Il va même jusqu’à comparer le sort du Québec à celui d’un peuple qui aspire légitimement à se libérer d’une tutelle qu’il n’a jamais vraiment choisie. Du côté québécois, l’héritage de ce discours prend une toute autre coloration. Pour de nombreux Québécois, alors en pleine affirmation identitaire, ces quatre mots prononcés par le chef de l’État français représentent une reconnaissance internationale inespérée de leur propre cause. Cinquante ans plus tard, en 2017, plusieurs organisations culturelles et politiques québécoises célèbrent cet anniversaire comme l’un des moments fondateurs de la fierté nationale québécoise contemporaine.

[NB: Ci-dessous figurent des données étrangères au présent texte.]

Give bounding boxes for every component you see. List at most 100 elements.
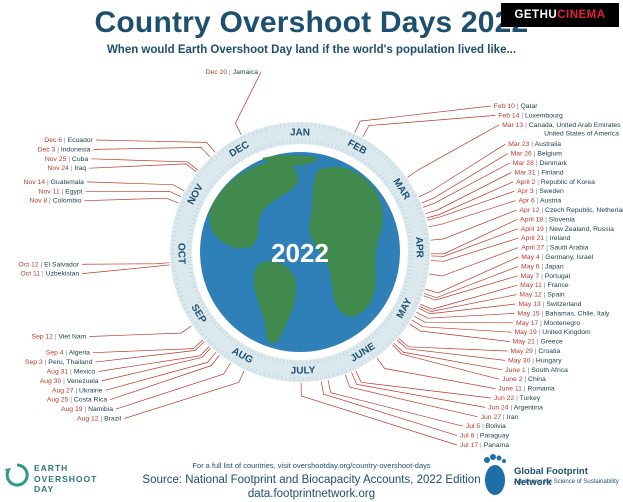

Cette reconnaissance symbolique nourrit dans les années qui suivent la structuration d’un mouvement souverainiste de plus en plus organisé, qui débouche en 1968 sur la fondation du Parti québécois par René Lévesque, puis, des décennies plus tard, sur deux référendums successifs consacrés à la question de l’indépendance du Québec en 1980 et 1995, ce dernier perdu à une marge inférieure à un point de pourcentage. René Lévesque reconnaîtra plus tard, dans ses propres mémoires, l’impact considérable qu’avait eu sur toute une génération de militants indépendantistes ce moment où un chef d’État étranger avait osé prononcer devant les caméras du monde entier les mots que leurs propres dirigeants provinciaux n’osaient encore formuler qu’à demi-mots. Dans les années qui suivent le voyage, le Québec parvient également à établir avec la France des relations diplomatiques directes d’une nature inédite pour une simple province canadienne, ouvrant notamment une délégation générale à Paris dotée de prérogatives quasi diplomatiques, fruit indirect mais tangible de cette visite mouvementée, dont le statut protocolaire se rapproche à bien des égards de celui d’une véritable ambassade. Les historiens contemporains, avec le recul de près de six décennies, restent profondément partagés sur la façon de juger ce geste.
Pour les uns, de Gaulle a simplement dit tout haut, avec le courage et la franchise qui caractérisaient son style politique, ce que des millions de Québécois pensaient déjà tout bas, offrant à leur cause une visibilité internationale qu’aucun mouvement politique local n’aurait pu espérer obtenir seul. Pour les autres, il s’agit au contraire d’une ingérence caractérisée et parfaitement calculée dans les affaires intérieures d’un pays ami, un geste irresponsable qui a durablement fragilisé la confiance entre la France et le Canada sans jamais avoir à en assumer lui-même les conséquences les plus lourdes. Entre ces deux lectures irréconciliables, l’histoire elle-même semble n’avoir jamais tranché définitivement, laissant à chaque nouvelle génération le soin de se forger sa propre opinion sur ce moment précis où un vieil homme, au sommet de sa puissance et de son prestige international, a choisi de transformer quatre mots en un acte politique dont les ondes de choc se font encore sentir aujourd’hui.